Karrakatta, a vast cemetery on more than 400 hectares of land, is two kilometres long. Opened in 1899, the head-stones offer a peek at lives long gone, of suicides, murder, old age, illness. Without a reference to gravesites, it is impossible to find where Jane Rimmer and Ciara Glennon are laid to rest. It is empty, eerily quiet here in the dying hours of this Sunday afternoon as I begin the lonely trek to locate their headstones. The office is closed and my footsteps echo on the winding pathways as I peer down at names etched in marble and stone. I shiver. It is unbearably warm, but I have an uneasy sense that someone may be lurking behind me. I keep turning to check I am alone. A woman is fussing over her brother's grave, and stands up as I draw near.

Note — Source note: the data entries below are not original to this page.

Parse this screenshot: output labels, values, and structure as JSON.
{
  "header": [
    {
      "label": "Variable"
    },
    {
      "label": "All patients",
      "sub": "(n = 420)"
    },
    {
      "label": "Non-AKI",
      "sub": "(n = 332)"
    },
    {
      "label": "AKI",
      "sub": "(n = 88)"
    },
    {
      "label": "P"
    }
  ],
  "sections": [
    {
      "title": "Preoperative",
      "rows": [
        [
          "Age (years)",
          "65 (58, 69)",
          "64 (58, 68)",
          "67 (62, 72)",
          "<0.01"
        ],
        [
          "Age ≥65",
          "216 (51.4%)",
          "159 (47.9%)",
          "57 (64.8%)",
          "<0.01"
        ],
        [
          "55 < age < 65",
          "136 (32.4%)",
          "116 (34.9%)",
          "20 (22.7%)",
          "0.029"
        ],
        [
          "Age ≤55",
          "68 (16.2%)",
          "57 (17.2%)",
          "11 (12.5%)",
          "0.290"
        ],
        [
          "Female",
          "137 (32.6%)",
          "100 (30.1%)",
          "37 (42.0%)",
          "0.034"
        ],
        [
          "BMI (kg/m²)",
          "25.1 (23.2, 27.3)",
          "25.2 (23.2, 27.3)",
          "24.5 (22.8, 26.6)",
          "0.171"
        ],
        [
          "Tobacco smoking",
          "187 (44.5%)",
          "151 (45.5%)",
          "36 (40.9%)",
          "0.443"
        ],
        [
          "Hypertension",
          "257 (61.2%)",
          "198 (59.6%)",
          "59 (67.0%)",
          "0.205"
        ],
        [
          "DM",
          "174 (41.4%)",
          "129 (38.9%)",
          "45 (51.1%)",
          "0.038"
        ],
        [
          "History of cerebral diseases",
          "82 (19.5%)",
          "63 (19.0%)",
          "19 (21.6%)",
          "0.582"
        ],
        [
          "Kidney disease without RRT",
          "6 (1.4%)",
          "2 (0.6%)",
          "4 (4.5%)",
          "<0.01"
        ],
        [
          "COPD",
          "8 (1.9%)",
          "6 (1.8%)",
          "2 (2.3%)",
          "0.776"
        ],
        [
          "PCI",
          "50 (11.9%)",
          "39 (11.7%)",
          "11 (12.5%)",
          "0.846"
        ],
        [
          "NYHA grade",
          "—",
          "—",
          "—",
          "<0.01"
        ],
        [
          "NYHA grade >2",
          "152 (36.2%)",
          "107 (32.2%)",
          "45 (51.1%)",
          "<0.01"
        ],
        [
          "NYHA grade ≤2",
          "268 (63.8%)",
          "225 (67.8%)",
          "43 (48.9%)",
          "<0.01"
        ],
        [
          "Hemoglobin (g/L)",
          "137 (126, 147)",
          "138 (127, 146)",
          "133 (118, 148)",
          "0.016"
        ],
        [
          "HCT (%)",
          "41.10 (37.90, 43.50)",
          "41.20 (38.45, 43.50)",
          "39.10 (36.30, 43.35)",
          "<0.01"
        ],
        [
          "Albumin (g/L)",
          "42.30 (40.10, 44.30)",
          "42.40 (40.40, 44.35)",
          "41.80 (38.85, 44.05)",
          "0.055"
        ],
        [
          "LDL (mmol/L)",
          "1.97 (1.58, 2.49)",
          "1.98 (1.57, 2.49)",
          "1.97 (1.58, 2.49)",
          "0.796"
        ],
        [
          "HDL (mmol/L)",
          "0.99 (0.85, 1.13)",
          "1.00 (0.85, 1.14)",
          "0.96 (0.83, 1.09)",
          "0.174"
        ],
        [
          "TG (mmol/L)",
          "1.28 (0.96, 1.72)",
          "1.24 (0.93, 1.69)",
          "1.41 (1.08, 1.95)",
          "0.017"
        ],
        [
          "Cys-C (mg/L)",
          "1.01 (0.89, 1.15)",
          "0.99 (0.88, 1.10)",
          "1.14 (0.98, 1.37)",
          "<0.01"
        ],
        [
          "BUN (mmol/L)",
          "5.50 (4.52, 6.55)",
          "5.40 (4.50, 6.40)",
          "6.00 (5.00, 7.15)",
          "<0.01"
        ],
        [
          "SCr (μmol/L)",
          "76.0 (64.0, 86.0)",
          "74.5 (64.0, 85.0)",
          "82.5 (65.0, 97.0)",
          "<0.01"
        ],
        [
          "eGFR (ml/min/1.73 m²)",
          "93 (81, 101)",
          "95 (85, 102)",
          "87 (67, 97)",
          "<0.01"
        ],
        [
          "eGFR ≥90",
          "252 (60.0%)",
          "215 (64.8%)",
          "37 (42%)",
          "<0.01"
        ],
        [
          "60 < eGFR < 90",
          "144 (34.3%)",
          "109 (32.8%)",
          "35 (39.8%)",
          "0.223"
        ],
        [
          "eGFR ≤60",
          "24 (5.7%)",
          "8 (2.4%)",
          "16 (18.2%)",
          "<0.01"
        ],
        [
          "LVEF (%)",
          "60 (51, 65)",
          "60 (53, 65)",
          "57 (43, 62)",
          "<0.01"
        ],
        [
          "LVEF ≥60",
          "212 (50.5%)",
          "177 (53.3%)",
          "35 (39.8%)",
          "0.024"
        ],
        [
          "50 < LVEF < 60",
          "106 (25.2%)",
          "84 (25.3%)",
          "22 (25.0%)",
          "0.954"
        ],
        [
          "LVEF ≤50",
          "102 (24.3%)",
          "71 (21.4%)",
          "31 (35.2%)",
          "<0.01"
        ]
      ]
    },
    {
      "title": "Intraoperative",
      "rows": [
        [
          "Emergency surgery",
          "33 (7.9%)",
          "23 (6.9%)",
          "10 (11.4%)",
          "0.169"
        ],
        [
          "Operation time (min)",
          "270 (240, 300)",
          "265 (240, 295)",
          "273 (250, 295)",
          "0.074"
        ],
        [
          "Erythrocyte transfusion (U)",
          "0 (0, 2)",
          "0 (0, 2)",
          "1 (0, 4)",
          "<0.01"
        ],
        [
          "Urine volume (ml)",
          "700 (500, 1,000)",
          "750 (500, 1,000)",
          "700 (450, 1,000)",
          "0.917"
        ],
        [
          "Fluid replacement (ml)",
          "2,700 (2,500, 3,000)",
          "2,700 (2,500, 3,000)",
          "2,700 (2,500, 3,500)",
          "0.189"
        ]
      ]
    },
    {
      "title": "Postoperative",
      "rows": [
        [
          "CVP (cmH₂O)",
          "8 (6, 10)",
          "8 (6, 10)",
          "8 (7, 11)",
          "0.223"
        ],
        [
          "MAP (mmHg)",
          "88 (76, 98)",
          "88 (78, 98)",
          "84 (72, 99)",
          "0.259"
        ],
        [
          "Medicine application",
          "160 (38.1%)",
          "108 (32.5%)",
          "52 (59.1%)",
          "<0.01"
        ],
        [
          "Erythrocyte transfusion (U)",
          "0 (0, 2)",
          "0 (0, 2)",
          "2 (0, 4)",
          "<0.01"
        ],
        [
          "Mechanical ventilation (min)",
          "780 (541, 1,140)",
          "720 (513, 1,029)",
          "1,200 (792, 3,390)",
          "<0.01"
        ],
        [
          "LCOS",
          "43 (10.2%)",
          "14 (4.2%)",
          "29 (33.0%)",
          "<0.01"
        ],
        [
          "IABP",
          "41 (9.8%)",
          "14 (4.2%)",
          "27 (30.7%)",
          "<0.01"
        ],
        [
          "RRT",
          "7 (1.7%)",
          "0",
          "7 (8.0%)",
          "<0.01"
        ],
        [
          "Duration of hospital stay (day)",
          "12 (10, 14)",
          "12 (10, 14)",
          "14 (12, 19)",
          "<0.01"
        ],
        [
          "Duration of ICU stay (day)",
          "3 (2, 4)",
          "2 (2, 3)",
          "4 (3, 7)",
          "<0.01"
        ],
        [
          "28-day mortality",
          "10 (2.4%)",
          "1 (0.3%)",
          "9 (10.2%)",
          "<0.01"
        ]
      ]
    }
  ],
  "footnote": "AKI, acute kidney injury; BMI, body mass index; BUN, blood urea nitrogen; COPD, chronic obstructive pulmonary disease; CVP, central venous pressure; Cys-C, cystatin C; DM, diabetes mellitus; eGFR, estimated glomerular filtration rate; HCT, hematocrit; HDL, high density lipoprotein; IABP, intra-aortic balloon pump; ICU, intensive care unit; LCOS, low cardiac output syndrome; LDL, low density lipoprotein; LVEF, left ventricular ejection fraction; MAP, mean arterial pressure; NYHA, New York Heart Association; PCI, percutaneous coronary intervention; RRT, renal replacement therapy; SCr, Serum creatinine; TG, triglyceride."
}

'Hello,' I say. 'Sorry to disturb you. I wonder if you could tell me where I might find Jane Rimmer's gravesite?'

Her hands fly to her mouth. 'My brother was obsessed with that girl,' she says. 'He often commented on how tragic it was for such a beautiful young woman to be murdered. He died fretting about her. If Jane were near this site, I would know. I know all the graves near here. You will need a reference guide to find the site. The office is open tomorrow.'

The next day, reference in hand, I find it. Jane Rimmer's memorial plaque, in the old part of the cemetery, is protected by tall pine trees and dainty flowers. 'In loving memory of Jane Louise Rimmer. Taken from us on 9th June 1996, aged 23 . . .'

It is here that Jenny comes to celebrate her daughter's birthday on 12 October, serenading her with pink blush champagne and cake. Here, where Trevor makes the sad pilgrimage each Saturday, brushing stray leaves from the plaque, replacing fresh flowers and talking quietly to his daughter. Here where leaves fall like teardrops, marking the changing seasons of the years. All the years that Jane has been denied.

I locate Ciara Glennon's gravesite. Number 231, behind the desolate children's memorial garden dotted with heartbreaking tiny graves and headstones hugged by teddy bears. 'Gone but never forgotten, our precious daughter and sister, Ciara, born 20th November 1969. Taken from us 15th March 1997. The mercy of God will gather us together again in the joy of his kingdom.'

I bend down to touch the headstone, tracing the letters on it and think of two days earlier, when I had stood above the cross symbolising the end of her tragically short life. That ghastly place of ticks and snakes, her disposal site at Eglinton. Here at least she has dignity. I recall what Ken Sanderson said: 'It could be anyone's daughter.' And it is now that it really hits home. It could be anyone's daughter. It could be my own. I speak softly to Ciara before I turn to leave. 'I'm sorry, Ciara. Who did this to you? Who did this?'

The thought occurs to me as I walk back to the car. Would the killer have stalked the girls' gravesites, silently gloating that he had not yet been caught? There is a groundsman near me, and I nod good afternoon. 'Do you know if any security cameras have ever been put on the gravesites of Jane Rimmer or Ciara Glennon?'

He shakes his head. 'Don't know. But there are plenty of places here to hide them.' I tell him I have felt a sense of danger walking around the cemetery, a feeling that someone could be behind me. 'Females aren't allowed to work after hours on their own here anymore,' he tells me. 'Karrakatta is close to Graylands Psychiatric Hospital and there have been some nasty incidents. It's certainly not the place to wander about on your own.'

The elevator in the apartment block in which I am staying is frighteningly small and even worse, hellishly slow. A claustrophobic, I decide on day one to take the stairs instead. All 12 flights of them. With interviews stretching from early in the morning until late at night, by day four my thoughts are cluttered and dark. Different people have put forward names of individuals whom they suspect may be the Claremont serial killer, and it is hard to know who I am dealing with. I can hear my footsteps echoing on the empty concrete stairwell and am spooked by what I may encounter around the blind corners. It is irrational I know, but the fear that has pervaded Perth residents for years is now seeping into my conscious-ness. From this point on, I will constantly look over my shoulder whenever I am working.